Integrating Personality into Digital Humans: A Review of LLM-Driven Approaches for Virtual Reality
It addresses the problem of creating more immersive digital humans for applications like education and gaming, but it is incremental as it focuses on reviewing existing approaches rather than introducing novel solutions.
This paper reviews methods for integrating personality traits into digital humans in virtual reality using large language models, aiming to enhance user experiences by simulating human-like interactions, but it does not present new experimental results or concrete numbers.
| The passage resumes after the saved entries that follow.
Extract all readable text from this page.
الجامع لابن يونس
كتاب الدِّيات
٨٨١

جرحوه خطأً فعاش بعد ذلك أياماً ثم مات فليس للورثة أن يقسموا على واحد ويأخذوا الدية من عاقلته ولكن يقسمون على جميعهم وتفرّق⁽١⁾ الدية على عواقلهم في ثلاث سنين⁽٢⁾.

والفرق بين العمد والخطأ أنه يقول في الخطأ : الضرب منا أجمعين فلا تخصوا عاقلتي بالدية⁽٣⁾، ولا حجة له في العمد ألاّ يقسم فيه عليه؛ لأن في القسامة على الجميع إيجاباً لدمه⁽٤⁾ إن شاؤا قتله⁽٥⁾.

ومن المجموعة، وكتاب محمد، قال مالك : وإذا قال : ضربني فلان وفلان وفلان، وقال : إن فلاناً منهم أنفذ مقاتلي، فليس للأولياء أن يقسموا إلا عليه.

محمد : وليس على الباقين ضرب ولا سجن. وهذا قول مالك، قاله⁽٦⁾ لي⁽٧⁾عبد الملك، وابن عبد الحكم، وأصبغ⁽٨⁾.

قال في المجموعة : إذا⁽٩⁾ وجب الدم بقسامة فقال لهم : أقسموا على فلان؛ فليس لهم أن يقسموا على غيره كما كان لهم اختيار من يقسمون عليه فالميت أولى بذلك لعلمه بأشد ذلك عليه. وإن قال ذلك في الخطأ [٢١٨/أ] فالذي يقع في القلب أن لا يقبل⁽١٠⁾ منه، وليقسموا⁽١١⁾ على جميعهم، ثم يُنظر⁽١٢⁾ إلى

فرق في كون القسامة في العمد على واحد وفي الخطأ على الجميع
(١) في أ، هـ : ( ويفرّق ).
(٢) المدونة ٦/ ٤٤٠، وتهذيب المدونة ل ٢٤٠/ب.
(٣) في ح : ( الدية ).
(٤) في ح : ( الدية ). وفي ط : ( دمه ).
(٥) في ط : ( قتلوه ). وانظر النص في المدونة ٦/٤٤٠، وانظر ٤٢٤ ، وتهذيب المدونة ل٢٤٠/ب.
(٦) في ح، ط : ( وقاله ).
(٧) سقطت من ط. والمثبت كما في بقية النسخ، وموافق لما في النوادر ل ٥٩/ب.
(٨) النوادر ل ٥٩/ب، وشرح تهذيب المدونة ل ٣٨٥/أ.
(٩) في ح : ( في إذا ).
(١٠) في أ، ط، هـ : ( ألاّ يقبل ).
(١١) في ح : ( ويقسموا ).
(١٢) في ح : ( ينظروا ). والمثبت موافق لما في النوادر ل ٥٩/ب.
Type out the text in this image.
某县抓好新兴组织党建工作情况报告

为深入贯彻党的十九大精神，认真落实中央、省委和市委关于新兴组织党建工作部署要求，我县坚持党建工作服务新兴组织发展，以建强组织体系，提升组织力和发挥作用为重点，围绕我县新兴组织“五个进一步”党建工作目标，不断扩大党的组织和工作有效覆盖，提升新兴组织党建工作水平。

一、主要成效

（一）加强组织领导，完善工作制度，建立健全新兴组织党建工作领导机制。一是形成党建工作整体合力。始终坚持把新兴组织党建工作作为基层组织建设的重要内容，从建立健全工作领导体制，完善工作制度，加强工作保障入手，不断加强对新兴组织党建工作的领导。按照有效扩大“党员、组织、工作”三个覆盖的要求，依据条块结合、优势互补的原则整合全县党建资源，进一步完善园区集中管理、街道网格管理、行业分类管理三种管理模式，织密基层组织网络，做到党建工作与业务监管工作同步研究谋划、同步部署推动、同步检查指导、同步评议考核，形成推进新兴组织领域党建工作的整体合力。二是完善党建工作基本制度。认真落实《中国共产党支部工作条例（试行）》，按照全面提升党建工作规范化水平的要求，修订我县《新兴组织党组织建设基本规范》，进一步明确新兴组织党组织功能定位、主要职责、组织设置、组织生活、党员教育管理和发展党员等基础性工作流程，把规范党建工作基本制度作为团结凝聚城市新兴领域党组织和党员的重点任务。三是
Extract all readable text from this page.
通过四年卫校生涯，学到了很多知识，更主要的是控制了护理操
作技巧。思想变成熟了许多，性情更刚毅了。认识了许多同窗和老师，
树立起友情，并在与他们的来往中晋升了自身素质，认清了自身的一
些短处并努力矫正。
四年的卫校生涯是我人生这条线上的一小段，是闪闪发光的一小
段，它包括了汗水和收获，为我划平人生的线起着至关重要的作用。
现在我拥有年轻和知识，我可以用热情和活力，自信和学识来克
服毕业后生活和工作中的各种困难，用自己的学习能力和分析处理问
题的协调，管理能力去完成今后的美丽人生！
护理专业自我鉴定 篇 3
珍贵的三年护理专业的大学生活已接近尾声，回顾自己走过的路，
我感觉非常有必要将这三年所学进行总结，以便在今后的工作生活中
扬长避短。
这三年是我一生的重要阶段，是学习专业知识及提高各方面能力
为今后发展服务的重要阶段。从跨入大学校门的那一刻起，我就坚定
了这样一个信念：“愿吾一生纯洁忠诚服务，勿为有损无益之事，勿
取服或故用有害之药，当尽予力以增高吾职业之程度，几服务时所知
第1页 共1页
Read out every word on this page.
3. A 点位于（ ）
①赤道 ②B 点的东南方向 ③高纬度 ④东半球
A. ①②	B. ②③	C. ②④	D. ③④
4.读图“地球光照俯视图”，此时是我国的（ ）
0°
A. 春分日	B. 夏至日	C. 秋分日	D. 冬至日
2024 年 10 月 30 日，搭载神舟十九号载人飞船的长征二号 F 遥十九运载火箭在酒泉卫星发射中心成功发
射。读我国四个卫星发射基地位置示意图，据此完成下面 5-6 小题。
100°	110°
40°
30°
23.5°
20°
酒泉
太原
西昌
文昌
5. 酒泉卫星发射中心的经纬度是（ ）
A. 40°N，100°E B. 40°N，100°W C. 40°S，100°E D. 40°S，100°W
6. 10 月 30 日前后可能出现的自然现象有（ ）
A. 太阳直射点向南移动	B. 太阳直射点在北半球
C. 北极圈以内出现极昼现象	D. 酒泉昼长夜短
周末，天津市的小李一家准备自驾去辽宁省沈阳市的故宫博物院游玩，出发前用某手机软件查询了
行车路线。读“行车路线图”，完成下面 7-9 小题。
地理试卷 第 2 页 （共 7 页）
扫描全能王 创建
The integration of large language models (LLMs) into virtual reality (VR) environments has opened new pathways for creating more immersive and interactive digital humans. By leveraging the generative capabilities of LLMs alongside multimodal outputs such as facial expressions and gestures, virtual agents can simulate human-like personalities and emotions, fostering richer and more engaging user experiences. This paper provides a comprehensive review of methods for enabling digital humans to adopt nuanced personality traits, exploring approaches such as zero-shot, few-shot, and fine-tuning. Additionally, it highlights the challenges of integrating LLM-driven personality traits into VR, including computational demands, latency issues, and the lack of standardized evaluation frameworks for multimodal interactions. By addressing these gaps, this work lays a foundation for advancing applications in education, therapy, and gaming, while fostering interdisciplinary collaboration to redefine human-computer interaction in VR.